Treasuries rose for the first time in five days before an industry report that economists said will show sales of existing homes fell in September, highlighting an uneven rebound in the U.S. housing market.
Benchmark 10-year yields have climbed 15 basis points this week, the most in a month. Yields jumped on Oct. 17 when a government report showed housing starts surged. The Federal Reserve will sell as much as $1.1 billion of Treasury Inflation Protected Securities today as part of a plan to boost low growth. European leaders meeting in Brussels committed to a goal of creating a euro-area bank supervisor by the end of 2012, opening the prospect of direct aid to Spain’s banking sector.
“The economic backdrop is still quite weak and we are yet to see a sustainable improvement in economic indicators,” said Brian Barry, a fixed-income analyst at Investec Plc (INVP) in London. “It would be a surprise if Treasury yields keep rising as they have this week. You wouldn’t expect such a large increase in yields given the negatives on the horizon as Treasuries are still a safe-haven asset.”
The benchmark 10-year yield declined three basis points, or 0.03 percentage point, to 1.81 percent at 10:21 a.m. London time, according to Bloomberg Bond Trader prices. The 1.625 percent note maturing in August 2022 climbed 7/32, or $2.19 per $1,000 face amount, 98 11/32.

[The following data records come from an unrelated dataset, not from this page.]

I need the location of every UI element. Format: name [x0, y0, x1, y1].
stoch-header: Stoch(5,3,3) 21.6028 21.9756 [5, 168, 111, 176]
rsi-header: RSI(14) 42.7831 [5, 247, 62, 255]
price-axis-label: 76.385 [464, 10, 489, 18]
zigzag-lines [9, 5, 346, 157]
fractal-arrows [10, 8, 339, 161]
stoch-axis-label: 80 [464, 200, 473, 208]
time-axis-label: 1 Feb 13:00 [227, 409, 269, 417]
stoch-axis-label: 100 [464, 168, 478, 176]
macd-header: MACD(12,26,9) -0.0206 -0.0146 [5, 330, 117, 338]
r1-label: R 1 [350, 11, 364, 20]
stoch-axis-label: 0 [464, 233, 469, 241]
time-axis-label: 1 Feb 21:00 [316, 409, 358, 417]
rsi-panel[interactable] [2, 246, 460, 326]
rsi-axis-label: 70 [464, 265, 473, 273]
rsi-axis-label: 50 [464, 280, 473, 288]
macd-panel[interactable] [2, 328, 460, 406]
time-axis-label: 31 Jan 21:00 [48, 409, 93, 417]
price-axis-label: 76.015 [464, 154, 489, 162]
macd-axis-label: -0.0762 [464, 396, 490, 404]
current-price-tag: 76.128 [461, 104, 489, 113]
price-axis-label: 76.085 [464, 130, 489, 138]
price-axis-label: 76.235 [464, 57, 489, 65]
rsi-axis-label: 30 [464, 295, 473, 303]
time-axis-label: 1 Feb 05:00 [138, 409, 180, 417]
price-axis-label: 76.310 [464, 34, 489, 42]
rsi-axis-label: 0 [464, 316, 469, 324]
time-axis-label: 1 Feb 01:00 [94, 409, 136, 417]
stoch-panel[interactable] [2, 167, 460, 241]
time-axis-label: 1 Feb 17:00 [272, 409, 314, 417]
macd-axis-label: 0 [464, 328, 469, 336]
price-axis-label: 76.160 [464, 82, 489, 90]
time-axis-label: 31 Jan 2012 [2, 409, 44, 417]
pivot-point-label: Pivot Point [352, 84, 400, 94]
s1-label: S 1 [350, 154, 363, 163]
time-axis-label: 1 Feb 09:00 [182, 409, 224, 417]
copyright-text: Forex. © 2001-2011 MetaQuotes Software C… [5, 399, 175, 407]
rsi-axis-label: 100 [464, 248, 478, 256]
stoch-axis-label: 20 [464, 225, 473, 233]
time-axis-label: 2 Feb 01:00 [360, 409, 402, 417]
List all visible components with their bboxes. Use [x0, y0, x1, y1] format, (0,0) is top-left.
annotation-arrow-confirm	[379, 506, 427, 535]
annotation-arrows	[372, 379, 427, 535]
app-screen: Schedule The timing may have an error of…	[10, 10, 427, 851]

The yield rose to 1.83 percent yesterday, the highest level in a month. The rate rose through its 200-day moving average on Oct. 17, and it has held above the key level since then, based on closing prices.
Home Sales
U.S. existing home sales dropped 1.7 percent in September from the previous month, according to the median forecast of 78 economists surveyed by Bloomberg News before the National Association of Realtors reports the figure at 10 a.m. in New York. They rose 7.8 percent in August. Housing starts climbed 15 percent in September from August to a four-year high, government data showed Oct. 17.
The Fed is swapping short-term Treasuries in its holdings for longer-term securities to put downward pressure on borrowing costs, part of its efforts to spur the economy. The central bank plans to sell TIPS due from April 2014 to January 2016 today, according to the Fed Bank of New York’s website.

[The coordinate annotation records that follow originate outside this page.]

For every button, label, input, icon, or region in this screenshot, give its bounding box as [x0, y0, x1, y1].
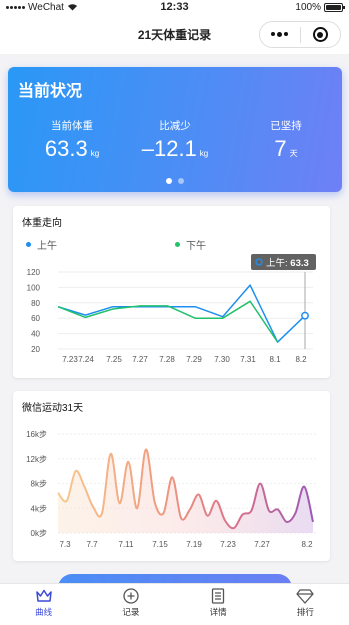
x-tick-label: 7.27 [132, 355, 148, 364]
card-title: 当前状况 [18, 83, 83, 100]
steps-area-chart[interactable]: 0k步 4k步 8k步 12k步 16k步 7.3 7.7 7.11 7.15 7.19 7.23 7… [13, 391, 330, 561]
more-dots-icon [271, 31, 289, 37]
close-mini-program-button[interactable] [301, 22, 341, 47]
x-tick-label: 7.24 [78, 355, 94, 364]
tab-record[interactable]: 记录 [87, 584, 174, 625]
more-button[interactable] [260, 22, 300, 47]
tooltip-text: 上午: 63.3 [266, 257, 309, 269]
stat-days-persisted: 已坚持 7天 [231, 118, 341, 166]
x-tick-label: 7.15 [152, 540, 168, 549]
x-tick-label: 7.31 [240, 355, 256, 364]
stat-weight-lost: 比减少 –12.1 kg [120, 118, 230, 166]
steps-area-fill [58, 449, 313, 533]
x-tick-label: 8.1 [269, 355, 281, 364]
y-tick-label: 100 [27, 283, 41, 292]
y-tick-label: 60 [31, 314, 40, 323]
stat-unit: kg [90, 149, 100, 158]
crown-icon [35, 589, 52, 602]
highlighted-point [301, 311, 309, 320]
y-tick-label: 80 [31, 299, 40, 308]
status-bar: WeChat 12:33 100% [0, 0, 349, 14]
stat-value: 63.3 [44, 136, 88, 161]
wechat-steps-panel: 微信运动31天 0k步 4k步 8k步 12k步 16k步 7.3 7.7 7.11 7.15 7… [13, 391, 330, 561]
weight-trend-panel: 体重走向 上午 下午 20 40 60 80 100 120 7.23 7.24 7.25 7.2… [13, 206, 330, 378]
weight-line-chart[interactable]: 20 40 60 80 100 120 7.23 7.24 7.25 7.27 7.28 7.29 7.… [13, 206, 330, 378]
clock: 12:33 [160, 1, 189, 13]
x-tick-label: 7.27 [254, 540, 270, 549]
y-tick-label: 0k步 [31, 529, 47, 538]
stat-label: 已坚持 [270, 120, 302, 132]
y-tick-label: 4k步 [31, 504, 47, 513]
carousel-indicator [8, 178, 342, 184]
diamond-icon [296, 589, 315, 604]
tab-ranking[interactable]: 排行 [262, 584, 349, 625]
x-tick-label: 8.2 [295, 355, 307, 364]
carousel-dot-active[interactable] [166, 178, 172, 184]
document-icon [211, 588, 225, 604]
stat-current-weight: 当前体重 63.3 kg [17, 118, 127, 166]
tab-label: 曲线 [35, 607, 53, 617]
x-tick-label: 7.3 [59, 540, 71, 549]
stat-value: 7 [274, 136, 287, 161]
current-status-card[interactable]: 当前状况 当前体重 63.3 kg 比减少 –12.1 kg 已坚持 7天 [8, 67, 342, 192]
x-tick-label: 7.11 [119, 540, 135, 549]
x-tick-label: 7.29 [186, 355, 202, 364]
stat-label: 比减少 [159, 120, 191, 132]
tab-details[interactable]: 详情 [175, 584, 262, 625]
y-tick-label: 120 [27, 268, 41, 277]
y-tick-label: 12k步 [26, 455, 47, 464]
x-tick-label: 7.28 [159, 355, 175, 364]
stat-value: –12.1 [141, 136, 197, 161]
x-tick-label: 7.23 [62, 355, 78, 364]
y-tick-label: 8k步 [31, 480, 47, 489]
nav-bar: 21天体重记录 [0, 14, 349, 54]
tab-label: 排行 [296, 607, 314, 617]
stat-unit: 天 [289, 149, 298, 158]
mini-program-capsule [259, 21, 341, 48]
x-tick-label: 7.19 [186, 540, 202, 549]
tooltip-label: 上午: [266, 257, 290, 269]
tab-bar: 曲线 记录 详情 排行 [0, 583, 349, 625]
page-title: 21天体重记录 [137, 27, 212, 42]
x-tick-label: 7.30 [214, 355, 230, 364]
x-tick-label: 7.7 [86, 540, 98, 549]
x-tick-label: 7.23 [220, 540, 236, 549]
stat-unit: kg [199, 149, 209, 158]
tooltip-value: 63.3 [290, 258, 309, 269]
carousel-dot[interactable] [178, 178, 184, 184]
tab-curve[interactable]: 曲线 [0, 584, 87, 625]
x-tick-label: 7.25 [106, 355, 122, 364]
battery-icon [324, 2, 345, 12]
y-tick-label: 20 [31, 345, 40, 354]
add-circle-icon [123, 588, 139, 604]
target-icon [312, 27, 328, 42]
x-tick-label: 8.2 [301, 540, 313, 549]
tab-label: 记录 [122, 607, 140, 617]
y-tick-label: 40 [31, 330, 40, 339]
tab-label: 详情 [209, 607, 227, 617]
y-tick-label: 16k步 [26, 430, 47, 439]
stat-label: 当前体重 [51, 120, 93, 132]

European leaders committed to their goal of creating a euro-area bank supervisor by year-end, according to officials at a European Union summit in Brussels. In China, the government won’t provide big economic stimulus and a strong rebound in growth is unlikely, Song Guoqing, an adviser to the People’s Bank of China, said yesterday.
Safe Haven
Ten-year Treasury yields may fall to 1 percent, said Gary Shilling, president of A. Gary Shilling & Co., an economic forecasting company in Springfield, New Jersey. Thirty-year rates, now 3 percent, may drop to 2 percent, he said yesterday on Bloomberg Television’s “Street Smart” with Trish Regan and Adam Johnson.
“We are setting ourselves up for a global recession,” he said. “Treasuries are the safe haven, one of the few in the world. More and more people are beginning to worry about deflation,” or a general drop in prices.
Bidders in a $7 billion sale of 30-year inflation-indexed securities yesterday accepted a record-low yield of 0.479 percent for securities that guard against the threat of rising consumer prices.
The difference between yields on 10-year notes and same- maturity Treasury Inflation Protected Securities, a gauge of trader expectations for consumer prices over the life of the debt, was little changed today at 2.52 percentage points. The average over the past decade is 2.17 percentage points.
U.S. government securities maturing in 10 years or more have handed investors a 5.3 percent loss in the past three months, according to indexes compiled by Bloomberg and the European Federation of Financial Analysts Societies.